The only required code change would be to use a hashset when parsing
the attribute in order to only insert unique tokens in the token
vector. Then DOMTokenList.length would return the token vector length
and .item() get the token by index. I don't think anything actually
depends on keeping duplicate tokens in the token vector. Then there
would be a small perf hit when parsing attributes with more than one
token.

>> To summarize:
>> pros: simpler spec algorithms, simpler implementation
>> cons: less whitespace preservation, small perf hit during tokenization
>>
>> I don't know if I'm missing something. Does this sound reasonable?
>
> It ends up being not much simpler since you still have to deal with direct
> changes to the underlying string, as far as I can tell.

I don't think changing the underlying string is related to that
algorithm (from an implementation point of view). On setting, the
tokens would be deleted and the attribute parsed again.

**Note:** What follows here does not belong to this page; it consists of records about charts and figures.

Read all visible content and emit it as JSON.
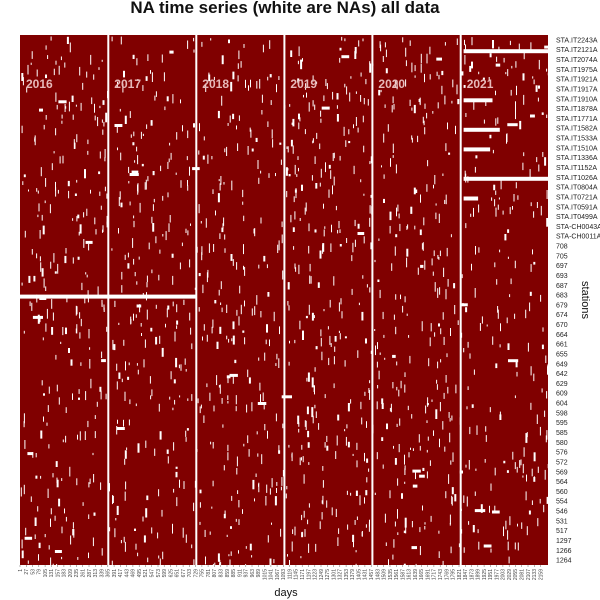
{
  "chart_data": {
    "type": "heatmap",
    "title": "NA time series (white are NAs) all data",
    "xlabel": "days",
    "ylabel": "stations",
    "colors": {
      "value": "#800000",
      "na": "#ffffff"
    },
    "x_range": [
      1,
      2190
    ],
    "years": [
      {
        "label": "2016",
        "start_day": 1,
        "end_day": 366
      },
      {
        "label": "2017",
        "start_day": 367,
        "end_day": 731
      },
      {
        "label": "2018",
        "start_day": 732,
        "end_day": 1096
      },
      {
        "label": "2019",
        "start_day": 1097,
        "end_day": 1461
      },
      {
        "label": "2020",
        "start_day": 1462,
        "end_day": 1827
      },
      {
        "label": "2021",
        "start_day": 1828,
        "end_day": 2190
      }
    ],
    "x_ticks": [
      1,
      27,
      53,
      79,
      105,
      131,
      157,
      183,
      209,
      235,
      261,
      287,
      313,
      339,
      365,
      391,
      417,
      443,
      469,
      495,
      521,
      547,
      573,
      599,
      625,
      651,
      677,
      703,
      729,
      755,
      781,
      807,
      833,
      859,
      885,
      911,
      937,
      963,
      989,
      1015,
      1041,
      1067,
      1093,
      1119,
      1145,
      1171,
      1197,
      1223,
      1249,
      1275,
      1301,
      1327,
      1353,
      1379,
      1405,
      1431,
      1457,
      1483,
      1509,
      1535,
      1561,
      1587,
      1613,
      1639,
      1665,
      1691,
      1717,
      1743,
      1769,
      1795,
      1821,
      1847,
      1873,
      1899,
      1925,
      1951,
      1977,
      2003,
      2029,
      2055,
      2081,
      2107,
      2133,
      2159
    ],
    "y_ticks": [
      "STA.IT2243A",
      "STA.IT2121A",
      "STA.IT2074A",
      "STA.IT1975A",
      "STA.IT1921A",
      "STA.IT1917A",
      "STA.IT1910A",
      "STA.IT1878A",
      "STA.IT1771A",
      "STA.IT1582A",
      "STA.IT1533A",
      "STA.IT1510A",
      "STA.IT1336A",
      "STA.IT1152A",
      "STA.IT1026A",
      "STA.IT0804A",
      "STA.IT0721A",
      "STA.IT0591A",
      "STA.IT0499A",
      "STA-CH0043A",
      "STA-CH0011A",
      "708",
      "705",
      "697",
      "693",
      "687",
      "683",
      "679",
      "674",
      "670",
      "664",
      "661",
      "655",
      "649",
      "642",
      "629",
      "609",
      "604",
      "598",
      "595",
      "585",
      "580",
      "576",
      "572",
      "569",
      "564",
      "560",
      "554",
      "546",
      "531",
      "517",
      "1297",
      "1266",
      "1264"
    ],
    "na_blocks": [
      {
        "note": "station gap",
        "station": "683",
        "day_start": 1,
        "day_end": 729
      },
      {
        "station": "STA.IT2121A",
        "day_start": 1840,
        "day_end": 2190
      },
      {
        "station": "STA.IT1026A",
        "day_start": 1840,
        "day_end": 2190
      },
      {
        "station": "STA.IT1910A",
        "day_start": 1840,
        "day_end": 1960
      },
      {
        "station": "STA.IT1582A",
        "day_start": 1840,
        "day_end": 1990
      },
      {
        "station": "STA.IT1510A",
        "day_start": 1840,
        "day_end": 1950
      },
      {
        "station": "STA.IT0721A",
        "day_start": 1840,
        "day_end": 1900
      }
    ]
  }
}
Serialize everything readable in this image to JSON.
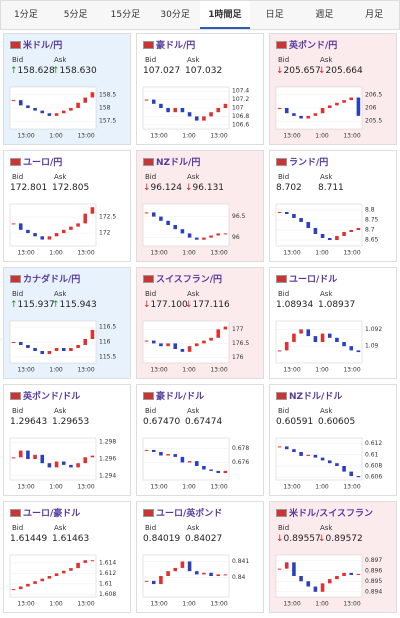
{
  "tabs": [
    "1分足",
    "5分足",
    "15分足",
    "30分足",
    "1時間足",
    "日足",
    "週足",
    "月足"
  ],
  "selected_tab": 4,
  "labels": {
    "bid": "Bid",
    "ask": "Ask"
  },
  "time_labels": [
    "13:00",
    "1:00",
    "13:00"
  ],
  "cards": [
    {
      "pair": "米ドル/円",
      "trend": "up",
      "arrow": "↑",
      "bid": "158.628",
      "ask": "158.630",
      "chart": {
        "ylim": [
          157.2,
          158.8
        ],
        "yticks": [
          158.5,
          158,
          157.5
        ],
        "closes": [
          158.3,
          158.1,
          158.0,
          157.9,
          157.8,
          157.7,
          157.8,
          157.9,
          158.0,
          158.2,
          158.4,
          158.6
        ]
      }
    },
    {
      "pair": "豪ドル/円",
      "bid": "107.027",
      "ask": "107.032",
      "chart": {
        "ylim": [
          106.5,
          107.5
        ],
        "yticks": [
          107.4,
          107.2,
          107,
          106.8,
          106.6
        ],
        "closes": [
          107.2,
          107.1,
          107.0,
          106.9,
          107.0,
          106.9,
          106.8,
          106.7,
          106.8,
          106.9,
          107.0,
          107.1
        ]
      }
    },
    {
      "pair": "英ポンド/円",
      "trend": "down",
      "arrow": "↓",
      "bid": "205.657",
      "ask": "205.664",
      "chart": {
        "ylim": [
          205.2,
          206.8
        ],
        "yticks": [
          206.5,
          206,
          205.5
        ],
        "closes": [
          206.0,
          205.8,
          205.7,
          205.6,
          205.7,
          205.8,
          206.0,
          206.1,
          206.2,
          206.3,
          206.4,
          205.7
        ]
      }
    },
    {
      "pair": "ユーロ/円",
      "bid": "172.801",
      "ask": "172.805",
      "chart": {
        "ylim": [
          171.6,
          172.9
        ],
        "yticks": [
          172.5,
          172
        ],
        "closes": [
          172.3,
          172.1,
          172.0,
          171.9,
          171.8,
          171.9,
          172.0,
          172.1,
          172.2,
          172.3,
          172.6,
          172.8
        ]
      }
    },
    {
      "pair": "NZドル/円",
      "trend": "down",
      "arrow": "↓",
      "bid": "96.124",
      "ask": "96.131",
      "chart": {
        "ylim": [
          95.8,
          96.8
        ],
        "yticks": [
          96.5,
          96
        ],
        "closes": [
          96.6,
          96.5,
          96.4,
          96.3,
          96.2,
          96.1,
          96.0,
          95.95,
          96.0,
          96.05,
          96.1,
          96.1
        ]
      }
    },
    {
      "pair": "ランド/円",
      "bid": "8.702",
      "ask": "8.711",
      "chart": {
        "ylim": [
          8.62,
          8.83
        ],
        "yticks": [
          8.8,
          8.75,
          8.7,
          8.65
        ],
        "closes": [
          8.79,
          8.78,
          8.76,
          8.74,
          8.71,
          8.68,
          8.66,
          8.65,
          8.67,
          8.69,
          8.7,
          8.71
        ]
      }
    },
    {
      "pair": "カナダドル/円",
      "trend": "up",
      "arrow": "↑",
      "bid": "115.937",
      "ask": "115.943",
      "chart": {
        "ylim": [
          115.3,
          116.7
        ],
        "yticks": [
          116.5,
          116,
          115.5
        ],
        "closes": [
          116.0,
          115.9,
          115.8,
          115.7,
          115.6,
          115.7,
          115.8,
          115.7,
          115.8,
          115.9,
          116.1,
          116.4
        ]
      }
    },
    {
      "pair": "スイスフラン/円",
      "trend": "down",
      "arrow": "↓",
      "bid": "177.100",
      "ask": "177.116",
      "chart": {
        "ylim": [
          175.8,
          177.3
        ],
        "yticks": [
          177,
          176.5,
          176
        ],
        "closes": [
          176.6,
          176.5,
          176.4,
          176.5,
          176.3,
          176.2,
          176.4,
          176.5,
          176.6,
          176.7,
          177.0,
          177.1
        ]
      }
    },
    {
      "pair": "ユーロ/ドル",
      "bid": "1.08934",
      "ask": "1.08937",
      "chart": {
        "ylim": [
          1.088,
          1.093
        ],
        "yticks": [
          1.092,
          1.09
        ],
        "closes": [
          1.0895,
          1.0905,
          1.0915,
          1.092,
          1.0912,
          1.0905,
          1.0915,
          1.091,
          1.0905,
          1.09,
          1.0895,
          1.0893
        ]
      }
    },
    {
      "pair": "英ポンド/ドル",
      "bid": "1.29643",
      "ask": "1.29653",
      "chart": {
        "ylim": [
          1.2935,
          1.2985
        ],
        "yticks": [
          1.298,
          1.296,
          1.294
        ],
        "closes": [
          1.2962,
          1.297,
          1.296,
          1.2965,
          1.2955,
          1.295,
          1.2957,
          1.2953,
          1.295,
          1.2955,
          1.2962,
          1.2964
        ]
      }
    },
    {
      "pair": "豪ドル/ドル",
      "bid": "0.67470",
      "ask": "0.67474",
      "chart": {
        "ylim": [
          0.6735,
          0.6795
        ],
        "yticks": [
          0.678,
          0.676
        ],
        "closes": [
          0.6778,
          0.6775,
          0.677,
          0.6772,
          0.6768,
          0.676,
          0.6762,
          0.6755,
          0.675,
          0.6748,
          0.6745,
          0.6748
        ]
      }
    },
    {
      "pair": "NZドル/ドル",
      "bid": "0.60591",
      "ask": "0.60605",
      "chart": {
        "ylim": [
          0.6055,
          0.613
        ],
        "yticks": [
          0.612,
          0.61,
          0.608,
          0.606
        ],
        "closes": [
          0.6115,
          0.611,
          0.6105,
          0.6098,
          0.61,
          0.6095,
          0.609,
          0.6085,
          0.608,
          0.607,
          0.6062,
          0.606
        ]
      }
    },
    {
      "pair": "ユーロ/豪ドル",
      "bid": "1.61449",
      "ask": "1.61463",
      "chart": {
        "ylim": [
          1.6075,
          1.6155
        ],
        "yticks": [
          1.614,
          1.612,
          1.61,
          1.608
        ],
        "closes": [
          1.609,
          1.6095,
          1.61,
          1.6105,
          1.611,
          1.6115,
          1.612,
          1.6125,
          1.613,
          1.614,
          1.6145,
          1.6145
        ]
      }
    },
    {
      "pair": "ユーロ/英ポンド",
      "bid": "0.84019",
      "ask": "0.84027",
      "chart": {
        "ylim": [
          0.8388,
          0.8414
        ],
        "yticks": [
          0.841,
          0.84
        ],
        "closes": [
          0.8398,
          0.8396,
          0.8401,
          0.8404,
          0.8406,
          0.841,
          0.8404,
          0.8402,
          0.8403,
          0.8401,
          0.8402,
          0.8402
        ]
      }
    },
    {
      "pair": "米ドル/スイスフラン",
      "trend": "down",
      "arrow": "↓",
      "bid": "0.89557",
      "ask": "0.89572",
      "chart": {
        "ylim": [
          0.8935,
          0.8975
        ],
        "yticks": [
          0.897,
          0.896,
          0.895,
          0.894
        ],
        "closes": [
          0.8962,
          0.8968,
          0.8955,
          0.895,
          0.8945,
          0.894,
          0.8948,
          0.8952,
          0.8955,
          0.8958,
          0.8956,
          0.8957
        ]
      }
    }
  ]
}
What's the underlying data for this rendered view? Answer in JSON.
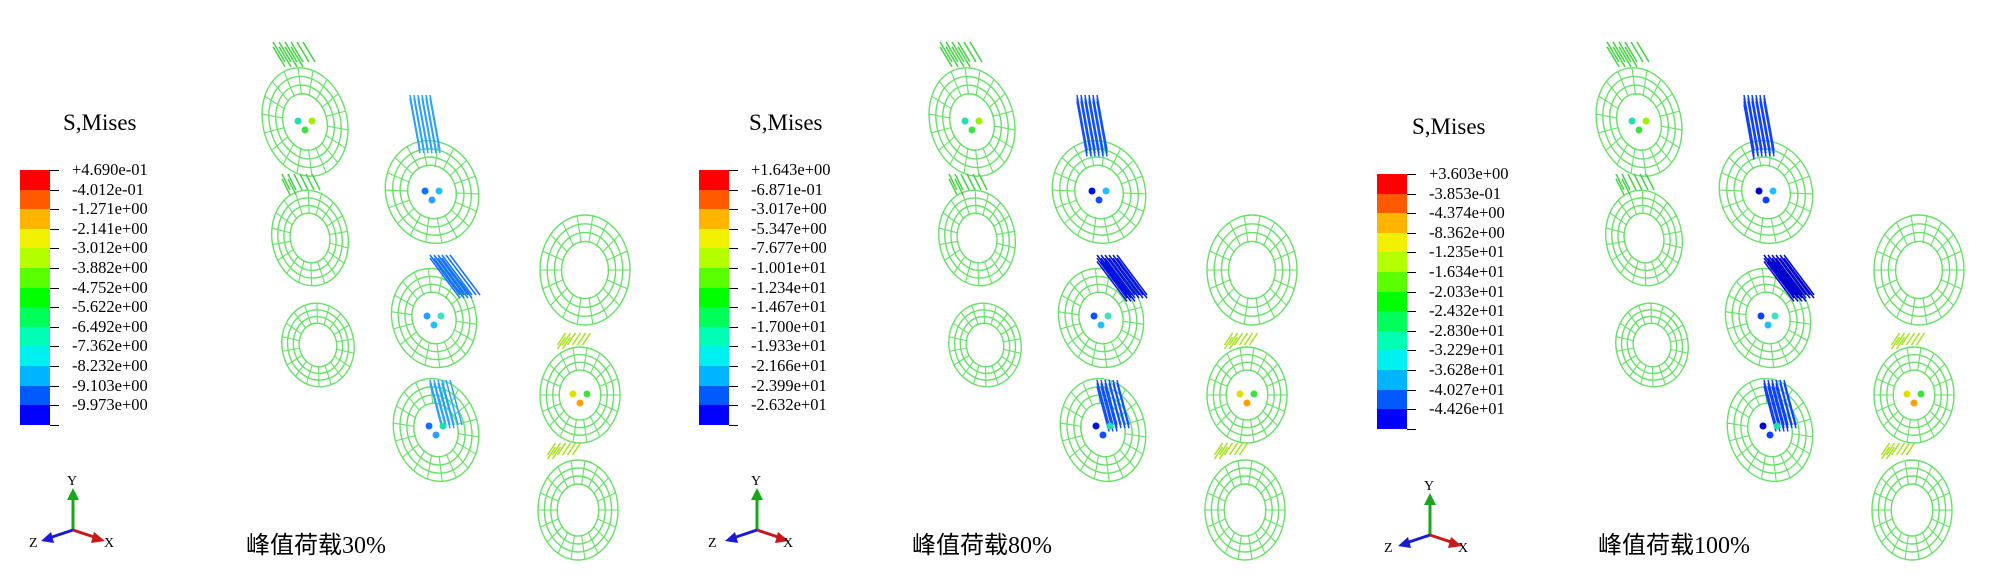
{
  "legend_colors": [
    "#ff0000",
    "#ff5a00",
    "#ffb400",
    "#f0f000",
    "#b4ff00",
    "#5aff00",
    "#00ff00",
    "#00ff5a",
    "#00ffb4",
    "#00f0f0",
    "#00b4ff",
    "#005aff",
    "#0000ff"
  ],
  "mesh_color": "#66e066",
  "panels": [
    {
      "legend_title": "S,Mises",
      "legend_values": [
        "+4.690e-01",
        "-4.012e-01",
        "-1.271e+00",
        "-2.141e+00",
        "-3.012e+00",
        "-3.882e+00",
        "-4.752e+00",
        "-5.622e+00",
        "-6.492e+00",
        "-7.362e+00",
        "-8.232e+00",
        "-9.103e+00",
        "-9.973e+00"
      ],
      "axis_labels": {
        "y": "Y",
        "z": "Z",
        "x": "X"
      },
      "caption": "峰值荷载30%"
    },
    {
      "legend_title": "S,Mises",
      "legend_values": [
        "+1.643e+00",
        "-6.871e-01",
        "-3.017e+00",
        "-5.347e+00",
        "-7.677e+00",
        "-1.001e+01",
        "-1.234e+01",
        "-1.467e+01",
        "-1.700e+01",
        "-1.933e+01",
        "-2.166e+01",
        "-2.399e+01",
        "-2.632e+01"
      ],
      "axis_labels": {
        "y": "Y",
        "z": "Z",
        "x": "X"
      },
      "caption": "峰值荷载80%"
    },
    {
      "legend_title": "S,Mises",
      "legend_values": [
        "+3.603e+00",
        "-3.853e-01",
        "-4.374e+00",
        "-8.362e+00",
        "-1.235e+01",
        "-1.634e+01",
        "-2.033e+01",
        "-2.432e+01",
        "-2.830e+01",
        "-3.229e+01",
        "-3.628e+01",
        "-4.027e+01",
        "-4.426e+01"
      ],
      "axis_labels": {
        "y": "Y",
        "z": "Z",
        "x": "X"
      },
      "caption": "峰值荷载100%"
    }
  ]
}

> On Mon, 13 Jul 2009, Jonas Sicking wrote:
>>
>> I do agree that the spec seems to go extraordinary far to not touch
>> whitespace. Normalizing whitespace when parsing is a bad idea, but once
>> the user modifies the DOMTokenList, I don't see a lot of value in
>> maintaining whitespace exactly as it was.
>>
>> Ian: What is the reason for the fairly complicated code to deal with
>> removals? At least in Gecko it would be much simpler to just regenerate
>> the string completely. That way generating the string-value could just
>> be dropped on modifications, and regenerated lazily when requested.
>
> In general, I try to be as conservative as possible in making changes to
> the DOM. Are the algorithms really as complicated as you're making out?
> They seem pretty trivial to me.

The remove() algorithm is about 50 lines with whitespace and comments.
After all, that's not a big cost and I guess that preserving
whitespace may be closer to what DOMTokenList API consumers would
expect.

Sylvain